Many drivers perished because early F1 cars were dangerous, prone to explode in flames when involved in accidents. Jackie Stewart, among others, has worked for many years to make F1 safer. Thanks to increasingly rigorous safety improvements, as chronicled in the soon to be released F1 documentary entitled “1,” Ayrton Senna’s tragic death in the 90s is the most recent F1 fatality.
These days, Formula One racing is glamorous, ultra-high tech and stupendously expensive. It has a long, rich history in the United States, which began in the 1950s when F1 cars raced in the Indy 500. Over the years, F1 races were held at Sebring (Florida), Riverside (California), Watkins Glen (New York), Long Beach (California), Las Vegas, Detroit, Dallas and Phoenix, ending back where it began at the Indianapolis Motor Speedway in 2007.
In November 2012, after an absence of several frustratingly long years for the fans, drivers and sponsors alike, Formula One returned once again to the United States. This time the venue was the brand new, state-of-the-art, world class, Circuit of the Americas (COTA). F1 fans from across the country (myself included) and around the world converged on Austin, Texas. After recording impressive attendance numbers for practice and qualifying, the venue was filled to capacity for the F1 race on Sunday. Not even general admission tickets were available. The weather was picture perfect.
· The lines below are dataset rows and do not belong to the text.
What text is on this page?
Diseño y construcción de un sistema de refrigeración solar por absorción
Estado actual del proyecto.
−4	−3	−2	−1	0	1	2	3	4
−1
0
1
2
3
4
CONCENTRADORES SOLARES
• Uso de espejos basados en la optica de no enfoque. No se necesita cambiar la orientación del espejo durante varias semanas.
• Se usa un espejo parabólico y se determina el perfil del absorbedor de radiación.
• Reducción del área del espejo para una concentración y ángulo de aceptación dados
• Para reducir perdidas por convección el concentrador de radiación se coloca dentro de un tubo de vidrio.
The Circuit of the Americas road course is nearly 3 ½ miles in length with long straights, high-speed sweepers, hairpin turns and a lower-speed stadium section where fans can get a long, close look as the F1 cars race each other back and forth. According to the drivers, this circuit is among the very best in the world.
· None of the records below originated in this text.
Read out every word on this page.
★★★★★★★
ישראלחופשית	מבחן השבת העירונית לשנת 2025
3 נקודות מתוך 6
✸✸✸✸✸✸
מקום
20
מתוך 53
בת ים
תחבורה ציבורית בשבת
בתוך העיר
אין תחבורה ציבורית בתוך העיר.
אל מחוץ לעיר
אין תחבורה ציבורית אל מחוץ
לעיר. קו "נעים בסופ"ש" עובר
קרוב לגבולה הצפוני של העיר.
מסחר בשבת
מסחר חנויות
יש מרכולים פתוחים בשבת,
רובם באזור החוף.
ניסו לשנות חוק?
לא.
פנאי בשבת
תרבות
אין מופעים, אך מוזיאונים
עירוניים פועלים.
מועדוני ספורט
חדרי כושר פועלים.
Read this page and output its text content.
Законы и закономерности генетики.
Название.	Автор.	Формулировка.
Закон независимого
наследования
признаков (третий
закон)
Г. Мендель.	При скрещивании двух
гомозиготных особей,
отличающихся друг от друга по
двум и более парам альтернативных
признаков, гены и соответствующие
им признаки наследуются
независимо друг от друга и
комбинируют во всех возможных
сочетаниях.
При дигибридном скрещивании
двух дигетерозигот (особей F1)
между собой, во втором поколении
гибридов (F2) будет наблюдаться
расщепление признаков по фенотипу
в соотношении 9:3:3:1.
The stadium section is where I stood for the entire weekend’s racing, at the very top of a grandstand. The vantage point was the best I’ve ever had for a major race, and the close racing was absolutely spectacular. I literally took several thousand pictures.
Turn one is the track’s signature turn, and it comes at the end of a very long, steep, uphill straight. That hill quickly became known, at least on SPEED TV, as “Phil Hill” — named for the only US-born F1 World Drivers’ champion, in 1961, and also for the large volume of fill dirt that was removed from the rest of the track during construction and used to add to the steepness of the hill. I had the pleasure of interviewing Phil Hill for AutoMatters several years ago (see #147 in the Column Archives at www.AutoMatters.net).